Among other segments, prices for spices rose by 8.03 per cent, fruits by 6.28 per cent, prepared meals, snacks, sweets, etc. by 5.28 per cent, and milk and dairy products by 2.59 per cent. Sugar and confectionery and cereals and products heads saw marginal declines of 0.7 per cent and 0.35 per cent, respectively.
Meanwhile, prices in fuel and light segment increased 3.53 per cent. The increase came on the back of incessant rise in transportation fuel and cooking gas prices during February. The rate hike saw petrol prices hit Rs 100 per litre in several cities across the country, while diesel remained above Rs 90 per litre.

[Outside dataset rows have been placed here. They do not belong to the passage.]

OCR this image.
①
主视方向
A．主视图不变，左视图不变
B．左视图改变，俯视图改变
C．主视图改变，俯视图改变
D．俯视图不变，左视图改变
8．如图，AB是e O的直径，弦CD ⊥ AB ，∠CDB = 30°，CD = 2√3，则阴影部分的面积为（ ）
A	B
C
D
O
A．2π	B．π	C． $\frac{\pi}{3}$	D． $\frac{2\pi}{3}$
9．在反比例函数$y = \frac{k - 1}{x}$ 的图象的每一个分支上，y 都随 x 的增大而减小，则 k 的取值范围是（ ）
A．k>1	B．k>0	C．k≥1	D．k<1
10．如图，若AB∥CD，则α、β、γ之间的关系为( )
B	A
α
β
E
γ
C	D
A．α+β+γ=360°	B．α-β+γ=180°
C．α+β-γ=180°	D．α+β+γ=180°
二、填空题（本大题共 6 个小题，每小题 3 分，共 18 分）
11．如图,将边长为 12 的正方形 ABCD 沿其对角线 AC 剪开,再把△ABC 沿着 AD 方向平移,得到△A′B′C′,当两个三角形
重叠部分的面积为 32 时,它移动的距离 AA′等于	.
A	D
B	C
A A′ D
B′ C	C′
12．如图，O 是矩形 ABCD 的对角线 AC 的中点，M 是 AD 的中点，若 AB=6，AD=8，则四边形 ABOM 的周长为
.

LPG prices were also hiked several times in February, taking them to Rs 769 for a 14.2 kg non-subsidised cylinder for domestic use, in Delhi and Mumbai, Rs 795 in Kolkata and RS 785 in Chennai, as on February 25.
With the latest spurt, retail inflation once again moved towards the upper tolerance margin mandated by the Reserve Bank of India (RBI). It, however, is still a ways from crossing this limit. The central bank recommends inflation to be at 4 per cent, allowing an upper and lower tolerance band of 2 per cent each. The RBI closely follows retail inflation to determine its monetary policy.

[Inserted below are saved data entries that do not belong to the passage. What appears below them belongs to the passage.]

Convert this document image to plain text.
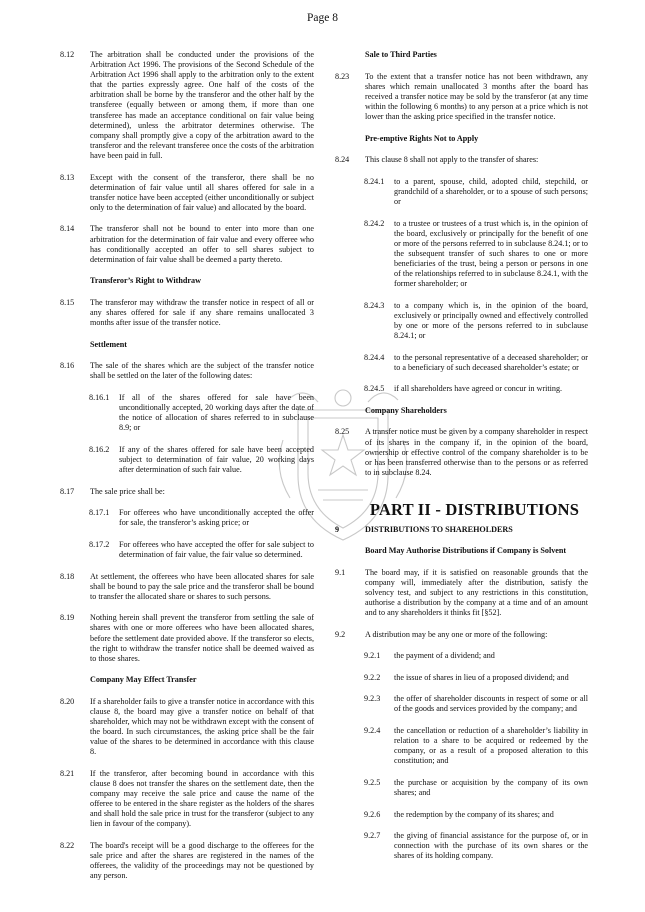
Page 8
8.12 The arbitration shall be conducted under the provisions of the Arbitration Act 1996. The provisions of the Second Schedule of the Arbitration Act 1996 shall apply to the arbitration only to the extent that the parties expressly agree. One half of the costs of the arbitration shall be borne by the transferor and the other half by the transferee (equally between or among them, if more than one transferee has made an acceptance conditional on fair value being determined), unless the arbitrator determines otherwise. The company shall promptly give a copy of the arbitration award to the transferor and the relevant transferee once the costs of the arbitration have been paid in full.
8.13 Except with the consent of the transferor, there shall be no determination of fair value until all shares offered for sale in a transfer notice have been accepted (either unconditionally or subject only to the determination of fair value) and allocated by the board.
8.14 The transferor shall not be bound to enter into more than one arbitration for the determination of fair value and every offeree who has conditionally accepted an offer to sell shares subject to determination of fair value shall be deemed a party thereto.
Transferor’s Right to Withdraw
8.15 The transferor may withdraw the transfer notice in respect of all or any shares offered for sale if any share remains unallocated 3 months after issue of the transfer notice.
Settlement
8.16 The sale of the shares which are the subject of the transfer notice shall be settled on the later of the following dates:
8.16.1 If all of the shares offered for sale have been unconditionally accepted, 20 working days after the date of the notice of allocation of shares referred to in subclause 8.9; or
8.16.2 If any of the shares offered for sale have been accepted subject to determination of fair value, 20 working days after determination of such fair value.
8.17 The sale price shall be:
8.17.1 For offerees who have unconditionally accepted the offer for sale, the transferor’s asking price; or
8.17.2 For offerees who have accepted the offer for sale subject to determination of fair value, the fair value so determined.
8.18 At settlement, the offerees who have been allocated shares for sale shall be bound to pay the sale price and the transferor shall be bound to transfer the allocated share or shares to such persons.
8.19 Nothing herein shall prevent the transferor from settling the sale of shares with one or more offerees who have been allocated shares, before the settlement date provided above. If the transferor so elects, the right to withdraw the transfer notice shall be deemed waived as to those shares.
Company May Effect Transfer
8.20 If a shareholder fails to give a transfer notice in accordance with this clause 8, the board may give a transfer notice on behalf of that shareholder, which may not be withdrawn except with the consent of the board. In such circumstances, the asking price shall be the fair value of the shares to be determined in accordance with this clause 8.
8.21 If the transferor, after becoming bound in accordance with this clause 8 does not transfer the shares on the settlement date, then the company may receive the sale price and cause the name of the offeree to be entered in the share register as the holders of the shares and shall hold the sale price in trust for the transferor (subject to any lien in favour of the company).
8.22 The board's receipt will be a good discharge to the offerees for the sale price and after the shares are registered in the names of the offerees, the validity of the proceedings may not be questioned by any person.
Sale to Third Parties
8.23 To the extent that a transfer notice has not been withdrawn, any shares which remain unallocated 3 months after the board has received a transfer notice may be sold by the transferor (at any time within the following 6 months) to any person at a price which is not lower than the asking price specified in the transfer notice.
Pre-emptive Rights Not to Apply
8.24 This clause 8 shall not apply to the transfer of shares:
8.24.1 to a parent, spouse, child, adopted child, stepchild, or grandchild of a shareholder, or to a spouse of such persons; or
8.24.2 to a trustee or trustees of a trust which is, in the opinion of the board, exclusively or principally for the benefit of one or more of the persons referred to in subclause 8.24.1; or to the subsequent transfer of such shares to one or more beneficiaries of the trust, being a person or persons in one of the relationships referred to in subclause 8.24.1, with the former shareholder; or
8.24.3 to a company which is, in the opinion of the board, exclusively or principally owned and effectively controlled by one or more of the persons referred to in subclause 8.24.1; or
8.24.4 to the personal representative of a deceased shareholder; or to a beneficiary of such deceased shareholder’s estate; or
8.24.5 if all shareholders have agreed or concur in writing.
Company Shareholders
8.25 A transfer notice must be given by a company shareholder in respect of its shares in the company if, in the opinion of the board, ownership or effective control of the company shareholder is to be or has been transferred otherwise than to the persons or as referred to in subclause 8.24.
PART II - DISTRIBUTIONS
9	DISTRIBUTIONS TO SHAREHOLDERS
Board May Authorise Distributions if Company is Solvent
9.1 The board may, if it is satisfied on reasonable grounds that the company will, immediately after the distribution, satisfy the solvency test, and subject to any restrictions in this constitution, authorise a distribution by the company at a time and of an amount and to any shareholders it thinks fit [§52].
9.2 A distribution may be any one or more of the following:
9.2.1 the payment of a dividend; and
9.2.2 the issue of shares in lieu of a proposed dividend; and
9.2.3 the offer of shareholder discounts in respect of some or all of the goods and services provided by the company; and
9.2.4 the cancellation or reduction of a shareholder’s liability in relation to a share to be acquired or redeemed by the company, or as a result of a proposed alteration to this constitution; and
9.2.5 the purchase or acquisition by the company of its own shares; and
9.2.6 the redemption by the company of its shares; and
9.2.7 the giving of financial assistance for the purpose of, or in connection with the purchase of its own shares or the shares of its holding company.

"There's has been a significant rebound in February inflation figure to 5.03 per cent from 4.06 per cent in January, mostly on the back of rise in food inflation and fuel. The rising global crude prices will continue to add inflationary risks going ahead and CPI will remain elevated. Currently CPI is within RBI's target range but at the April meeting, the central bank will have to tackle with increasing inflation and rising bond yields, as cascading impact may slow India's growth," said Rahul Gupta, Head of Research- Currency, Emkay Global Financial Services.
"The rise in inflation is on account of elevated food, vegetable prices, core inflation at 5.88 per cent is a concern. The rising crude price and its impact on retail fuel prices are a risk to inflation going forward," said Nish Bhatt, Founder and CEO, Millwood Kane International.